In describing Moses' response, our text provides us with a revealing picture of this unique leader. In Numbers 27:16-17, Moses replies to God's decree. He is shaken-maybe even angry. He knows that his relationship with God will never be the same. Until now, Moses often spoke intimately with God, but here he addresses God in the third person: "Let Adonai, Source of the breath of all flesh, appoint someone over the community ... so that the community of Adonai may not be like sheep that have no shepherd." The days of their creative partnership have come to an end.
Questions arise: How do we speak to those who convey difficult news to us? How do we redefine our relationships with those who know the truth about us? Can those relationships ever be the same again? Can we ever again feel free and easy in our conversations with those people? Or do we choose to distance ourselves from those to whom we were once close?

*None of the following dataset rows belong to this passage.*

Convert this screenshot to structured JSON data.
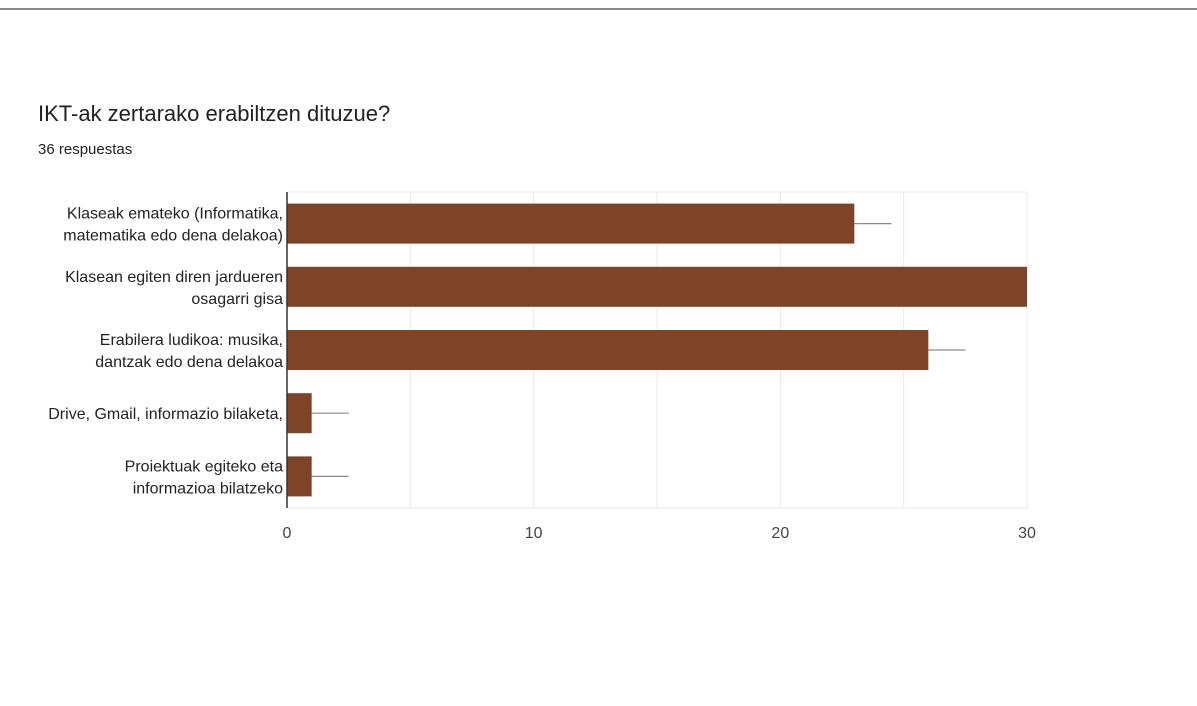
{
  "header": {
    "title": "IKT-ak zertarako erabiltzen dituzue?",
    "subtitle": "36 respuestas"
  },
  "colors": {
    "bar": "#7f4428",
    "grid": "#e8e8e8",
    "axis": "#333333",
    "errorbar": "#8a8a8a"
  },
  "chart_data": {
    "type": "bar",
    "orientation": "horizontal",
    "title": "IKT-ak zertarako erabiltzen dituzue?",
    "subtitle": "36 respuestas",
    "categories": [
      [
        "Klaseak emateko (Informatika,",
        "matematika edo dena delakoa)"
      ],
      [
        "Klasean egiten diren jardueren",
        "osagarri gisa"
      ],
      [
        "Erabilera ludikoa: musika,",
        "dantzak edo dena delakoa"
      ],
      [
        "Drive, Gmail, informazio bilaketa,"
      ],
      [
        "Proiektuak egiteko eta",
        "informazioa bilatzeko"
      ]
    ],
    "values": [
      23,
      30,
      26,
      1,
      1
    ],
    "error": [
      1.5,
      0,
      1.5,
      1.5,
      1.5
    ],
    "xlim": [
      0,
      30
    ],
    "xticks": [
      "0",
      "10",
      "20",
      "30"
    ],
    "grid": true,
    "legend": "none"
  }
}
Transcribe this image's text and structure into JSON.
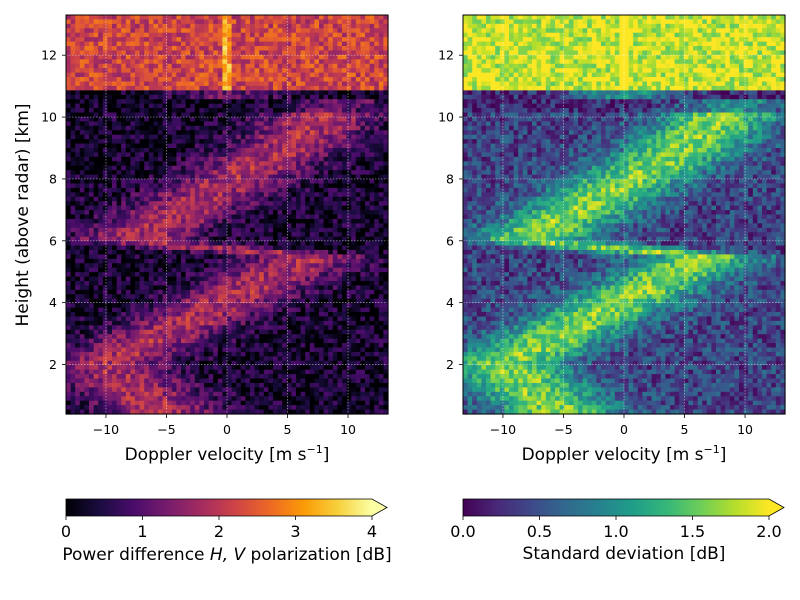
{
  "chart_data": [
    {
      "type": "heatmap",
      "xlabel": "Doppler velocity [m s⁻¹]",
      "ylabel": "Height (above radar) [km]",
      "xlim": [
        -13.3,
        13.3
      ],
      "ylim": [
        0.4,
        13.3
      ],
      "xticks": [
        -10,
        -5,
        0,
        5,
        10
      ],
      "yticks": [
        2,
        4,
        6,
        8,
        10,
        12
      ],
      "grid": true,
      "colormap": "inferno",
      "colorbar": {
        "label": "Power difference H, V polarization [dB]",
        "range": [
          0,
          4
        ],
        "ticks": [
          "0",
          "1",
          "2",
          "3",
          "4"
        ],
        "extend": "max",
        "placement": "bottom"
      }
    },
    {
      "type": "heatmap",
      "xlabel": "Doppler velocity [m s⁻¹]",
      "ylabel": "",
      "xlim": [
        -13.3,
        13.3
      ],
      "ylim": [
        0.4,
        13.3
      ],
      "xticks": [
        -10,
        -5,
        0,
        5,
        10
      ],
      "yticks": [
        2,
        4,
        6,
        8,
        10,
        12
      ],
      "grid": true,
      "colormap": "viridis",
      "colorbar": {
        "label": "Standard deviation [dB]",
        "range": [
          0,
          2
        ],
        "ticks": [
          "0.0",
          "0.5",
          "1.0",
          "1.5",
          "2.0"
        ],
        "extend": "max",
        "placement": "bottom"
      }
    }
  ],
  "labels": {
    "ylabel_main": "Height (above radar) [km]",
    "xlabel_prefix": "Doppler velocity [m s",
    "xlabel_sup": "−1",
    "xlabel_suffix": "]",
    "cb1_prefix": "Power difference ",
    "cb1_italic": "H, V",
    "cb1_suffix": " polarization [dB]",
    "cb2_label": "Standard deviation [dB]"
  },
  "colors": {
    "inferno": [
      "#000004",
      "#1b0c41",
      "#4a0c6b",
      "#781c6d",
      "#a52c60",
      "#cf4446",
      "#ed6925",
      "#fb9b06",
      "#f7d13d",
      "#fcffa4"
    ],
    "viridis": [
      "#440154",
      "#482878",
      "#3e4989",
      "#31688e",
      "#26828e",
      "#1f9e89",
      "#35b779",
      "#6ece58",
      "#b5de2b",
      "#fde725"
    ]
  }
}
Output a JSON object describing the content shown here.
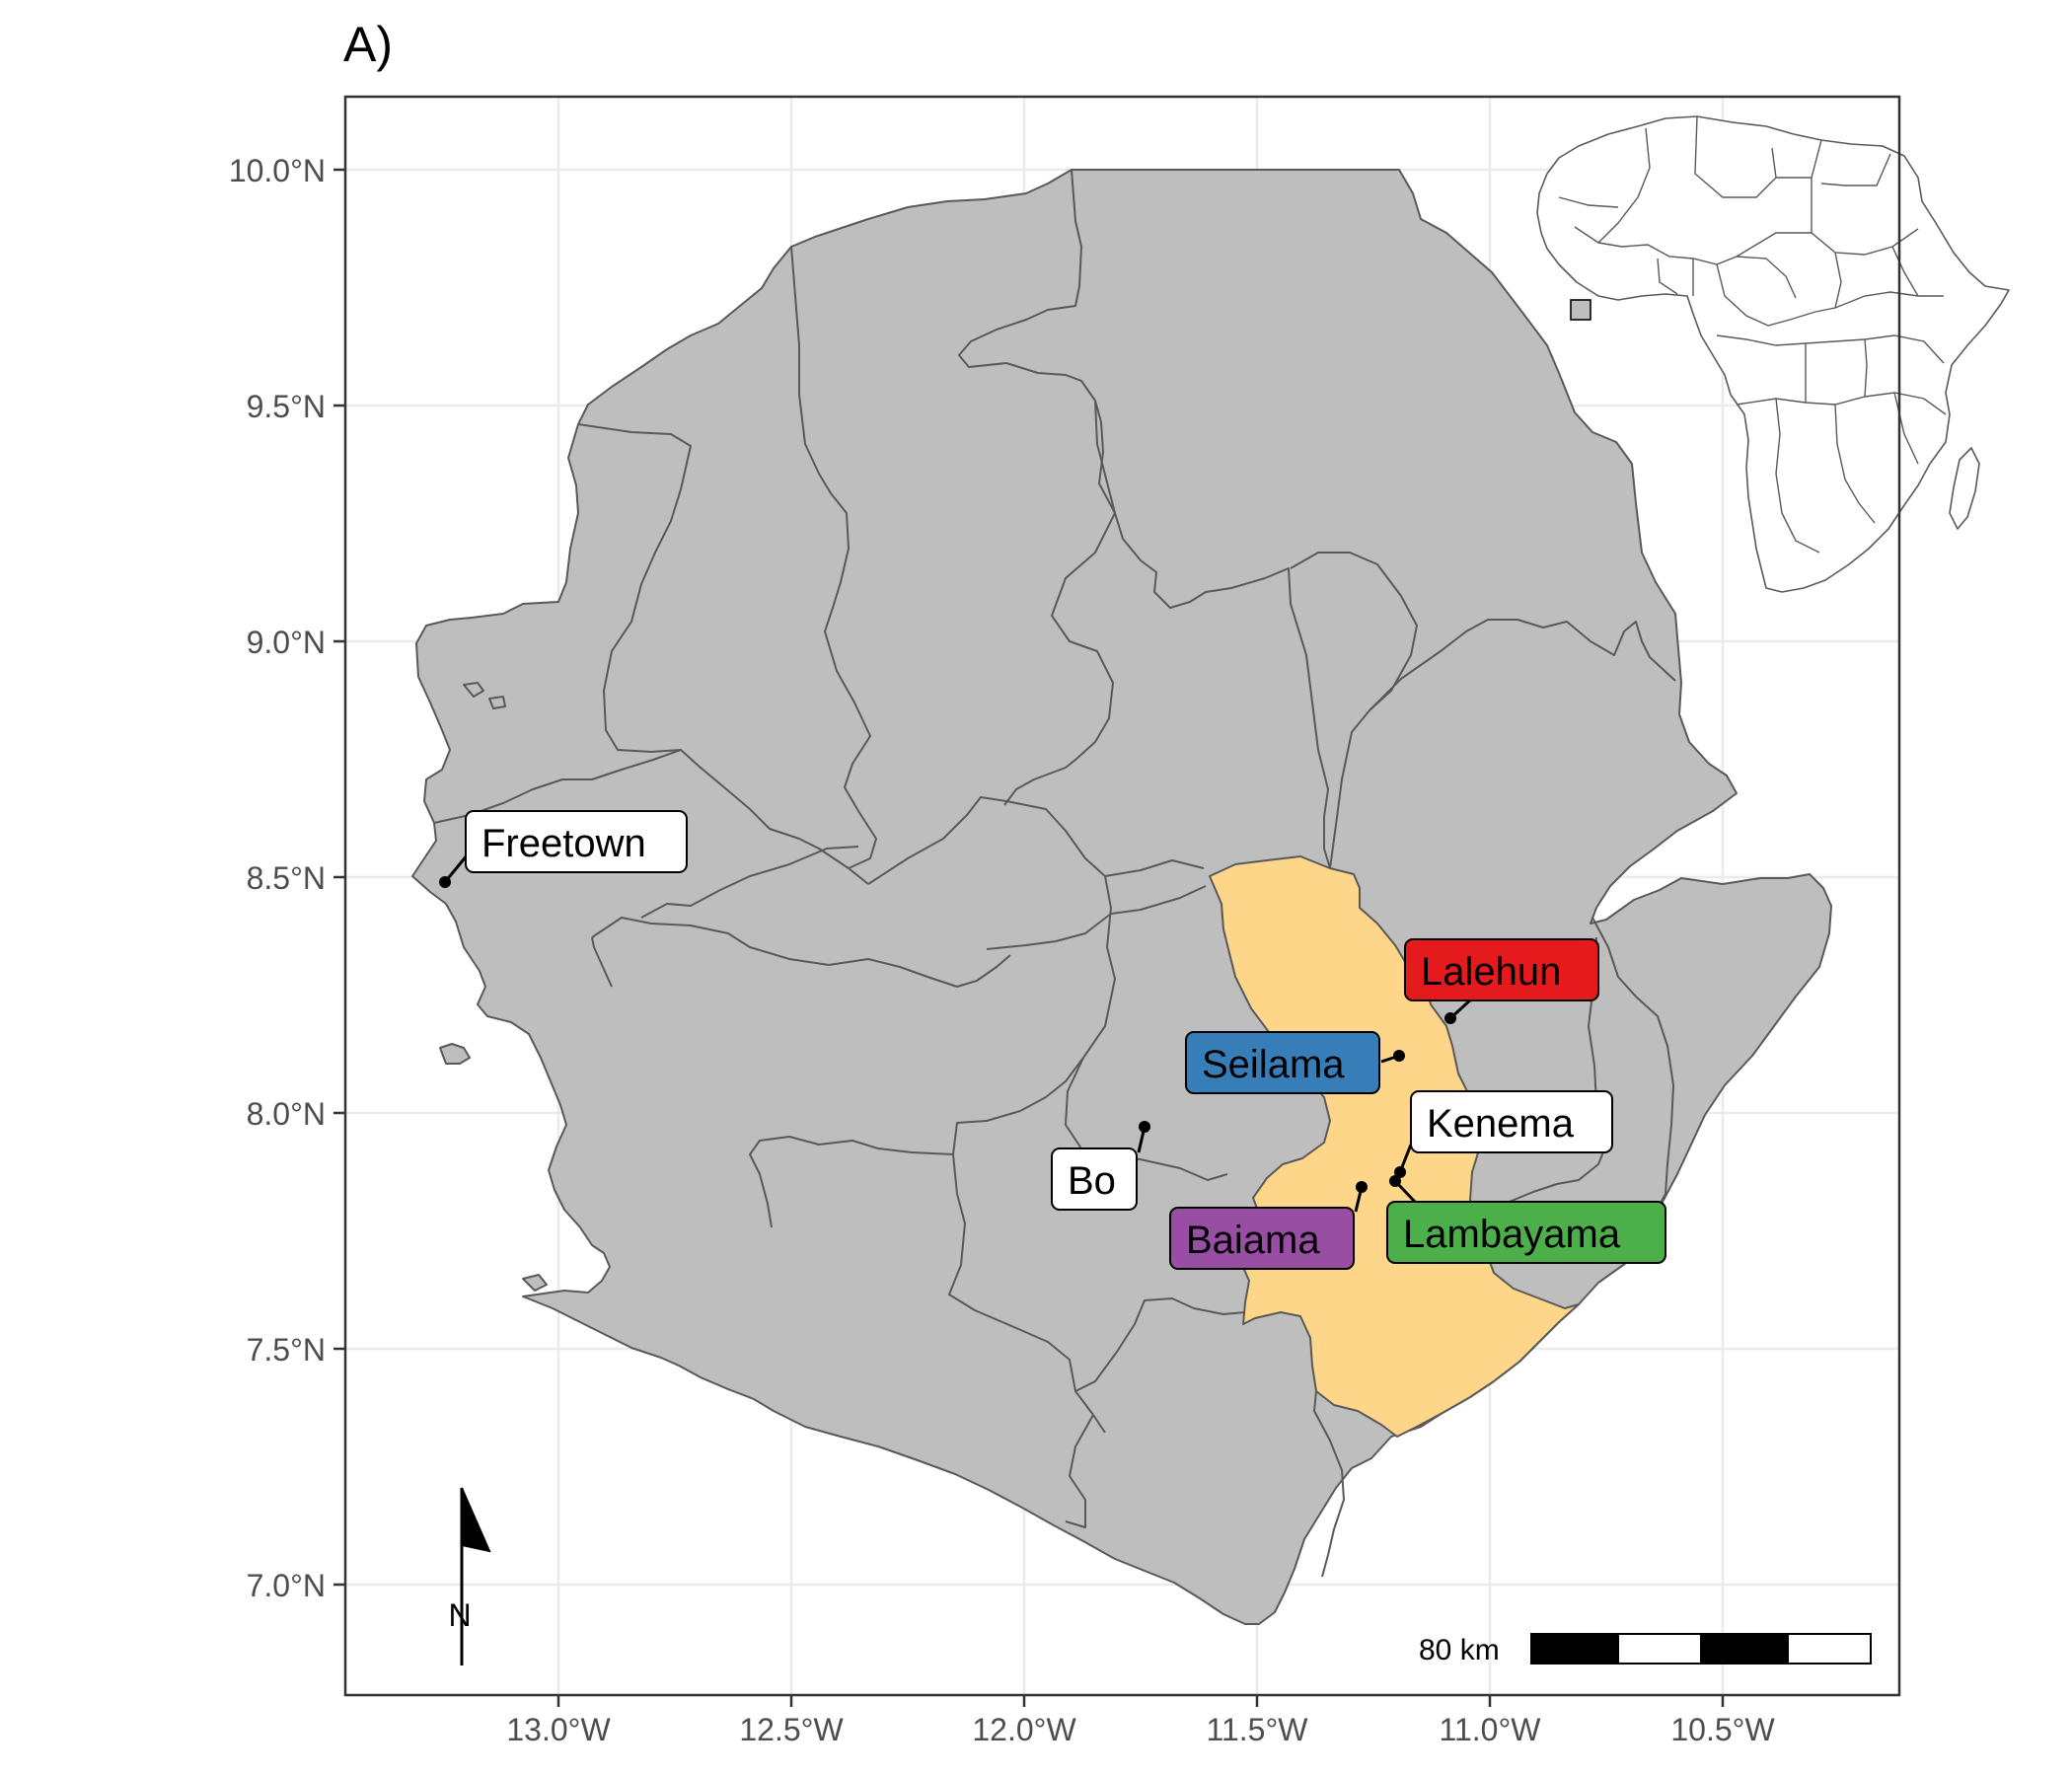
{
  "panel_title": "A)",
  "axes": {
    "x_ticks": [
      "13.0°W",
      "12.5°W",
      "12.0°W",
      "11.5°W",
      "11.0°W",
      "10.5°W"
    ],
    "y_ticks": [
      "10.0°N",
      "9.5°N",
      "9.0°N",
      "8.5°N",
      "8.0°N",
      "7.5°N",
      "7.0°N"
    ]
  },
  "colors": {
    "land": "#bebebe",
    "highlight_district": "#fed689",
    "lalehun": "#e41a1c",
    "seilama": "#377eb8",
    "baiama": "#984ea3",
    "lambayama": "#4daf4a",
    "town": "#ffffff"
  },
  "locations": [
    {
      "name": "Freetown",
      "lon": -13.23,
      "lat": 8.48,
      "fill": "#ffffff"
    },
    {
      "name": "Lalehun",
      "lon": -11.08,
      "lat": 8.2,
      "fill": "#e41a1c"
    },
    {
      "name": "Seilama",
      "lon": -11.19,
      "lat": 8.12,
      "fill": "#377eb8"
    },
    {
      "name": "Kenema",
      "lon": -11.19,
      "lat": 7.88,
      "fill": "#ffffff"
    },
    {
      "name": "Bo",
      "lon": -11.74,
      "lat": 7.96,
      "fill": "#ffffff"
    },
    {
      "name": "Baiama",
      "lon": -11.27,
      "lat": 7.84,
      "fill": "#984ea3"
    },
    {
      "name": "Lambayama",
      "lon": -11.2,
      "lat": 7.85,
      "fill": "#4daf4a"
    }
  ],
  "scale_bar": {
    "label": "80 km"
  },
  "north_arrow": {
    "label": "N"
  },
  "inset": {
    "name": "Africa locator map"
  }
}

The true measure of Moses' greatness lies in how he moves on from this point. Because he loves the people Israel and knows just how dependent on him they have become, his first reaction is to plan for his own succession. He fears that they may become like "sheep that have no shepherd" (Numbers 27:17), lost and wandering without direction. He begs God to appoint a new leader "who shall go out before them and come in before them, who shall take them out and bring them in." (Numbers 27:17) What commendable characteristics of leadership does Moses describe to God, the Chair of the Search Committee! The ideal leader as personified by Moses leads by example, plans for the community, and participates in the implementation of those plans.
When our terms of office expire, what kind of people do we want to succeed us? What characteristics do we hope that they will possess? Have we consciously worked to identify qualified successors?
In Numbers 27:18-20, God responds to Moses' heartfelt request in the following manner: "Single out Joshua son of Nun, an inspired man.... Invest him with some of your authority so that the whole Israelite community may obey." God wants Moses to show the people that Joshua is also Moses' choice to lead the community. The orderly and enthusiastic passing on of authority is a great gift to Joshua, endowing him with credibility in the eyes of the people, who probably dread the death of Moses even more than Moses himself does.
May we learn from Moses to surmount our disappointments and hurts and bestow upon our successors every benefit that we can. We know how difficult such endeavors can be. But if we truly love our people and if our legacy is to endure, we must make every effort to ensure that those who come after us succeed.